Bunun için öğretmenin, birçok niteliği bünyesinde bulundurabilmesi gerektiğini bildiren Yrd. Doç. Dr. Doğan, şöyle devam etti: ''Çağdaş öğretmen, konu alanına hakim olmalı, konu alanına giren kavram, ilke ve genellemeleri bilmeli, bunları diğer konu alanlarıyla ve günlük hayatla ilişkilendirerek alanındaki gelişmeleri yakından izleyebilmeli.

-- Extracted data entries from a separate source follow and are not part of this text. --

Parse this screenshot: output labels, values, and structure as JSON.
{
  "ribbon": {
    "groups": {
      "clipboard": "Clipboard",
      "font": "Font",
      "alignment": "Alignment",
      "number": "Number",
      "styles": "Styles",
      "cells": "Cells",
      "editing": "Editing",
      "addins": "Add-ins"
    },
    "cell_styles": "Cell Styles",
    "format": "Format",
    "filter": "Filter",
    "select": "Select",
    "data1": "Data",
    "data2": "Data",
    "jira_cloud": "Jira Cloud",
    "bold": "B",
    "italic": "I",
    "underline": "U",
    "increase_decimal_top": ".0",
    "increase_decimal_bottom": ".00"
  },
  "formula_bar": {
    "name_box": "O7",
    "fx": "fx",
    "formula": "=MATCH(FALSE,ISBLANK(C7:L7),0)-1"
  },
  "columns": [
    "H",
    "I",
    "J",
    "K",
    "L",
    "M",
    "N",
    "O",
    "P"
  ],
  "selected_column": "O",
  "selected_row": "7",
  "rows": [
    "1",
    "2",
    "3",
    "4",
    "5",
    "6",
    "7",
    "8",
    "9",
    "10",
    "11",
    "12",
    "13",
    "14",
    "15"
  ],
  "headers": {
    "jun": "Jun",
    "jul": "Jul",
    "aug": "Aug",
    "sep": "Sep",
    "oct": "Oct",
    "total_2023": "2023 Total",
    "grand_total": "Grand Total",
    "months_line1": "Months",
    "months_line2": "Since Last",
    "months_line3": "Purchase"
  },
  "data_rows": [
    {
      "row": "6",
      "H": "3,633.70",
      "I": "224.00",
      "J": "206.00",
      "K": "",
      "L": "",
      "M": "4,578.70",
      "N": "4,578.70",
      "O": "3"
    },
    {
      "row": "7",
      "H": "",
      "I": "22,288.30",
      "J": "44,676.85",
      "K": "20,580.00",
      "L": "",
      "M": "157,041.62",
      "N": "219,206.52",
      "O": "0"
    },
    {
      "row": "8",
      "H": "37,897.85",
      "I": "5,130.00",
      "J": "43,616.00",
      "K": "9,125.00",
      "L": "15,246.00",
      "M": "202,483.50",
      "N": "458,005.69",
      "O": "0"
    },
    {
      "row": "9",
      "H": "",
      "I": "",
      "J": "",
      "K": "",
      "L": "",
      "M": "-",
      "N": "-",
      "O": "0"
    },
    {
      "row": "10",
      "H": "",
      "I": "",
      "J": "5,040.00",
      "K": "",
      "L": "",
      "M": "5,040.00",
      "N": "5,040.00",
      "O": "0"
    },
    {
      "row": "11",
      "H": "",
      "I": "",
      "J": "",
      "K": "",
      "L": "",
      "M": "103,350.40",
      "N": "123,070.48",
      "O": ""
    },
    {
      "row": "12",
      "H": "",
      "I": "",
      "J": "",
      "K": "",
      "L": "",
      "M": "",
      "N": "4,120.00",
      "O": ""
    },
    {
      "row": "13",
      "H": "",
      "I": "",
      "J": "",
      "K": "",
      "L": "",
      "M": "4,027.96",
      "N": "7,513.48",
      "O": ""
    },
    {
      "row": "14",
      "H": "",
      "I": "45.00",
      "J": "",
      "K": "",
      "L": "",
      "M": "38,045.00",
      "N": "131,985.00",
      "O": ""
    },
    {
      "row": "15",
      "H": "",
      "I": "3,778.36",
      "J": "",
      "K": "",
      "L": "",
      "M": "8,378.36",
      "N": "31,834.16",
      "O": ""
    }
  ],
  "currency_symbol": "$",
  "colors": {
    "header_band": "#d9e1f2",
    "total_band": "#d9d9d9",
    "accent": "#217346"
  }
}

Öğrenciyi tanıma becerisine sahip olmalı, bireysel farklılıkları görebilmeli, öğrenci gelişimi ile öğrenmesi arasında bağ kurabilmeli, öğrenciyi güdüleyici etkinliklerde bulunabilmeli. Sempatik ve öğrencinin problemlerinin çözülmesinde yardımcı olabilmesinin yanında, fiziksel ve zihinsel yönden farklılığı olan öğrencilerin eğitim öğretimlerine devam edebilecekleri ve çevrenin öğrenciyi olumlu yönde etkilemesini sağlayıcı önlemleri alabilmeli.''

Yrd. Doç. Dr. Doğan, öğretmenlerin eğitim etkinliklerinin her kademesinde öğrenci, veli ve diğer öğretmenler ile sürekli işbirliği içinde bulunması gerektiğini söyledi. Yrd. Doç. Dr. Doğan, ''Öğretim stratejileri boyutunda çağdaş bir öğretmen, öğreteceği konunun özelliklerine göre öğretim yöntem ve tekniklerini kullanabilmeli, eğitim ortamını daha verimli hale getirmek için kendine özgü taktikler geliştirip, bilgi iletişim teknolojisinden yararlanabilmeli'' dedi.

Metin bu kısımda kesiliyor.